I am a member of a group called the Junior/Senior Golfing Society of Connecticut. The organization has a couple hundred members, almost all representing private clubs in the state, and every summer we play four private courses from the shoreline to the western hills of the Nutmeg State. The first “outing” of 2016 this past Tuesday was Madison Country Club, within a driver and wedge of the coastline along the Long Island Sound. Madison is a great example of how a traditional golf course can be renovated to look even more “classic.”
The Junior/Senior group had played Madison a couple of years ago. The course, originally designed by the accomplished British golfer and designer Willie Park, Jr. in 1909, was looking a bit long in the tooth when we first played it, but it still had many of the classic Park touches familiar to those who have played Gullane in Scotland and Sunningdale outside London, and New Haven Country Club and Shuttle Meadow in our own state of Connecticut.

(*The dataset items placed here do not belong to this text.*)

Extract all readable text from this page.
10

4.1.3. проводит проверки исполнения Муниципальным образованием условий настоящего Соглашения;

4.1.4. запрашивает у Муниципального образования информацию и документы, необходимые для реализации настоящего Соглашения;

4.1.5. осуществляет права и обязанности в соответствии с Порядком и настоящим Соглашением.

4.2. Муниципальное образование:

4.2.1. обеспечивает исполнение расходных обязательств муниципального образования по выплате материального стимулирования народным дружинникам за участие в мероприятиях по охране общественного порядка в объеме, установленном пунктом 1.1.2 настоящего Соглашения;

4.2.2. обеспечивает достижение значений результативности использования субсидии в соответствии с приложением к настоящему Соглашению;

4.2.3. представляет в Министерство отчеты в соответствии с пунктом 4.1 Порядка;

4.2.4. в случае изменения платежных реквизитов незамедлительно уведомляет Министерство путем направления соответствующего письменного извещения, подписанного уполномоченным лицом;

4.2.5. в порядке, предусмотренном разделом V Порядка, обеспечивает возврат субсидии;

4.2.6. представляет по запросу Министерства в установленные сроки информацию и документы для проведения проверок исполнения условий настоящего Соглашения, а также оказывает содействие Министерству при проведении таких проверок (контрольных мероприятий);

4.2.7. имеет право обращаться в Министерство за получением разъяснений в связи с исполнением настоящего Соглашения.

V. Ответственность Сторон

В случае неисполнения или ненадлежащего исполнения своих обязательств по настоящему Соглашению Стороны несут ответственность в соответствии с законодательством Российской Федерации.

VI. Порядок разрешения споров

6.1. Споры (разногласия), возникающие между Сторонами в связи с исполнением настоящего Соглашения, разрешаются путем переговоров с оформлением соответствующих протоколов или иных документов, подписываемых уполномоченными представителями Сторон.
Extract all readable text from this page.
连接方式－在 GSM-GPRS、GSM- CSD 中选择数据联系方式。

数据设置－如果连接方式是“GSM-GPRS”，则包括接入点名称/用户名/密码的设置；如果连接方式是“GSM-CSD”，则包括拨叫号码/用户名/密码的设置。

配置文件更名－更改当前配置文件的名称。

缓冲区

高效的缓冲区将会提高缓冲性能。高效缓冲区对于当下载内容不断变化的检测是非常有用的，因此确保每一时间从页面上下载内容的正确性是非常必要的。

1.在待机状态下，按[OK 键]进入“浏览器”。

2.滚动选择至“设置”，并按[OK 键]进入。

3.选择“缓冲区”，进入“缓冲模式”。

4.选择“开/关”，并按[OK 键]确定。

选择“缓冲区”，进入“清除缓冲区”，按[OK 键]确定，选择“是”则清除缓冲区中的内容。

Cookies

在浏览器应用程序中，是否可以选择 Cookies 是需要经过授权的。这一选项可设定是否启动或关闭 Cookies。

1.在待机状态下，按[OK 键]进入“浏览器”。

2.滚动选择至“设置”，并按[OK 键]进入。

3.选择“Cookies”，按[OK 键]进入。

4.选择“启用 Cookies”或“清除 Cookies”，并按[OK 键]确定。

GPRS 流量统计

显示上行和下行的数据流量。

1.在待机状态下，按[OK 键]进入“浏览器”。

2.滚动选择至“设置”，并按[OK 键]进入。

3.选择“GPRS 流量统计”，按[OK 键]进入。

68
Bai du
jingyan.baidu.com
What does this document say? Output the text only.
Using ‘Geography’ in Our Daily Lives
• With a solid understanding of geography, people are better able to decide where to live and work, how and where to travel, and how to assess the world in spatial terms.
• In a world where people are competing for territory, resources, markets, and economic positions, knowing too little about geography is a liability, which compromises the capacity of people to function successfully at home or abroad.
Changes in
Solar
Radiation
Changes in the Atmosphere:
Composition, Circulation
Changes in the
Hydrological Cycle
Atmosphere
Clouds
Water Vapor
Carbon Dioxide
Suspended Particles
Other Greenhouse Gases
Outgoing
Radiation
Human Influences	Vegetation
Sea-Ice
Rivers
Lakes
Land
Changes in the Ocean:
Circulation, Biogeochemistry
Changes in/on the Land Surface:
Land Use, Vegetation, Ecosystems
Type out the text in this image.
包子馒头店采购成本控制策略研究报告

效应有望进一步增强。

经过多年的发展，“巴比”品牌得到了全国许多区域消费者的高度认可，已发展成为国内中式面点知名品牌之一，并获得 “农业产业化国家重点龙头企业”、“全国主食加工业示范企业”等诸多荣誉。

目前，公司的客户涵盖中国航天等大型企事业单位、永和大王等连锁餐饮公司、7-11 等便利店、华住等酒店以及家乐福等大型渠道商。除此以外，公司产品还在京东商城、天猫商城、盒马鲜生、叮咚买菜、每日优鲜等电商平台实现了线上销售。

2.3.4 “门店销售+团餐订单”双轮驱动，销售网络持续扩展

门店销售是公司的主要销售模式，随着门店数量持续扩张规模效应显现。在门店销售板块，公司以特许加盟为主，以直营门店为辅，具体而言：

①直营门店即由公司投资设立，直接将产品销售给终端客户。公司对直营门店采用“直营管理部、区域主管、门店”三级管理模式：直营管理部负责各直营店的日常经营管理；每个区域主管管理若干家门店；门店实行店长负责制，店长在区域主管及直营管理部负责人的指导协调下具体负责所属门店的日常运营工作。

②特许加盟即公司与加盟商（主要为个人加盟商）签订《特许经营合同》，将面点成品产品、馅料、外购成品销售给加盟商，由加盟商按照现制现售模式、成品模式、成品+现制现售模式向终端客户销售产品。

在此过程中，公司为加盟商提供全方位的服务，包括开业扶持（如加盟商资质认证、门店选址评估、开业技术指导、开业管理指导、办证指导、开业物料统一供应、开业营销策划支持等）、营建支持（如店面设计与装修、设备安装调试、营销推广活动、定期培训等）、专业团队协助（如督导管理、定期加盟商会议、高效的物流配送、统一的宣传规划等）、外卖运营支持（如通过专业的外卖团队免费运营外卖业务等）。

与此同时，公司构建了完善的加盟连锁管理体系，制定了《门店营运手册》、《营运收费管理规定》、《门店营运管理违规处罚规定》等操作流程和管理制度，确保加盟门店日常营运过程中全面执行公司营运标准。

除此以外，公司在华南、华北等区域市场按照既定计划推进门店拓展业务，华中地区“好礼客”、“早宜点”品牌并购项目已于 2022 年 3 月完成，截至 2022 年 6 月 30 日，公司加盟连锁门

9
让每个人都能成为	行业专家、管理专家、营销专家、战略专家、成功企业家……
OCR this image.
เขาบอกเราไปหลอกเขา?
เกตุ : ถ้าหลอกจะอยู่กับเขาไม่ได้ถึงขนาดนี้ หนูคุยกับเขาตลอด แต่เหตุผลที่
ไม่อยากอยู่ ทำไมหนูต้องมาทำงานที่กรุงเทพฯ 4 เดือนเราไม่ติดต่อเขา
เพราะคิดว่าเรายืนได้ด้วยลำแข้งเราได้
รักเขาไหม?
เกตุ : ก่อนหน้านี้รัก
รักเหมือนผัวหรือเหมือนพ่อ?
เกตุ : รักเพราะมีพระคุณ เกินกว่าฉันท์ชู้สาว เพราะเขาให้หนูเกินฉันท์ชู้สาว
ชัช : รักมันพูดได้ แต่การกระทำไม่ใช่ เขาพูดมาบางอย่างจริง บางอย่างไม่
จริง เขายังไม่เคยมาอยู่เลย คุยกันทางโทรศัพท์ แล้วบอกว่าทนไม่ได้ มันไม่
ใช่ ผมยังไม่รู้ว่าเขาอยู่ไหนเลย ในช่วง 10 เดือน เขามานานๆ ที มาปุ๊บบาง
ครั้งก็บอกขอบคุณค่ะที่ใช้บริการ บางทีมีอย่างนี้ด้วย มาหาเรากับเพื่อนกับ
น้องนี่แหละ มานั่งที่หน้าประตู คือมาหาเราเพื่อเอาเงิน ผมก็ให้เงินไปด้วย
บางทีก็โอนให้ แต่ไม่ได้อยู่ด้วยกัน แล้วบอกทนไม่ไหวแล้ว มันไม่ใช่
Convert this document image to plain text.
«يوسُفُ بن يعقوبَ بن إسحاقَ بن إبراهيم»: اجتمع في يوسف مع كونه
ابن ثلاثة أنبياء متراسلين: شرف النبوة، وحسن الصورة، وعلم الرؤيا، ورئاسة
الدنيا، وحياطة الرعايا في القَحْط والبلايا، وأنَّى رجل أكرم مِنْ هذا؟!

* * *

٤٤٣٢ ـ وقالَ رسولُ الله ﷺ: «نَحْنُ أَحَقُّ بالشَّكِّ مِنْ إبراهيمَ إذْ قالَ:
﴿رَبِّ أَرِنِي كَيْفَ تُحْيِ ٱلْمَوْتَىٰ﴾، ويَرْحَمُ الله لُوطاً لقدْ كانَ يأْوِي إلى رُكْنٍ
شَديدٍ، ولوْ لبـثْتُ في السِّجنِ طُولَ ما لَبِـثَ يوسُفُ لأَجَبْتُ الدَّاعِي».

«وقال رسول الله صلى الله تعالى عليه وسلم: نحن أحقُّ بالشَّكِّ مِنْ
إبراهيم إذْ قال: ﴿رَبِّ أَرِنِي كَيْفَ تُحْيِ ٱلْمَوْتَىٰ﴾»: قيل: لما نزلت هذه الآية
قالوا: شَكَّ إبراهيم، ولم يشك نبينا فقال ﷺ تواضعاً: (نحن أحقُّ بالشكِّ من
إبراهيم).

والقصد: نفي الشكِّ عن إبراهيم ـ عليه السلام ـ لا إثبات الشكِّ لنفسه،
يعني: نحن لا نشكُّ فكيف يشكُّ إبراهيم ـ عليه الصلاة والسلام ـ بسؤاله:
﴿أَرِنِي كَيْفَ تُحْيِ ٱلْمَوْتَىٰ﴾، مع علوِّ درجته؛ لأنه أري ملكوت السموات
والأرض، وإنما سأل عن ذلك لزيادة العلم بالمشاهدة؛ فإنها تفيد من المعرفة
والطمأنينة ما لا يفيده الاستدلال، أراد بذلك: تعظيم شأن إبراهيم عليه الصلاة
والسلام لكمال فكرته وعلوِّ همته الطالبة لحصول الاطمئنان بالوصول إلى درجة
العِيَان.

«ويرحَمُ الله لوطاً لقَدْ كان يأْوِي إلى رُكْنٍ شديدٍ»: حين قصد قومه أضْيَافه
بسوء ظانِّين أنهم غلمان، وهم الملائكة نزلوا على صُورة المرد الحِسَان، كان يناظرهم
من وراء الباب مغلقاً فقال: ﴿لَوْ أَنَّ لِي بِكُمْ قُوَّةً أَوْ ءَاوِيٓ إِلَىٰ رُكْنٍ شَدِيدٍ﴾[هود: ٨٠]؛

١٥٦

Those included landing areas that appeared narrower than they actually were, some severely bunkered greens, and holes with distances that clearly were designed to accommodate wind patterns (shorter into the wind, longer with).
Last year, Brian Silva undertook a respectful redesign of the course, improving it by adding more contour to the bunkers, additional sloping in the fairways and a cleaner overall look, without transforming a Park course into a Silva course. The hybrid black and gold tees we played were just 6,275 yards, and the wind was only blowing modestly off the nearby Sound, but with handicaps of no higher than 12 in our group, no one broke 90. A classic golf course is one that plays harder than it looks -– think Donald Ross –- and Madison surely meets the definition.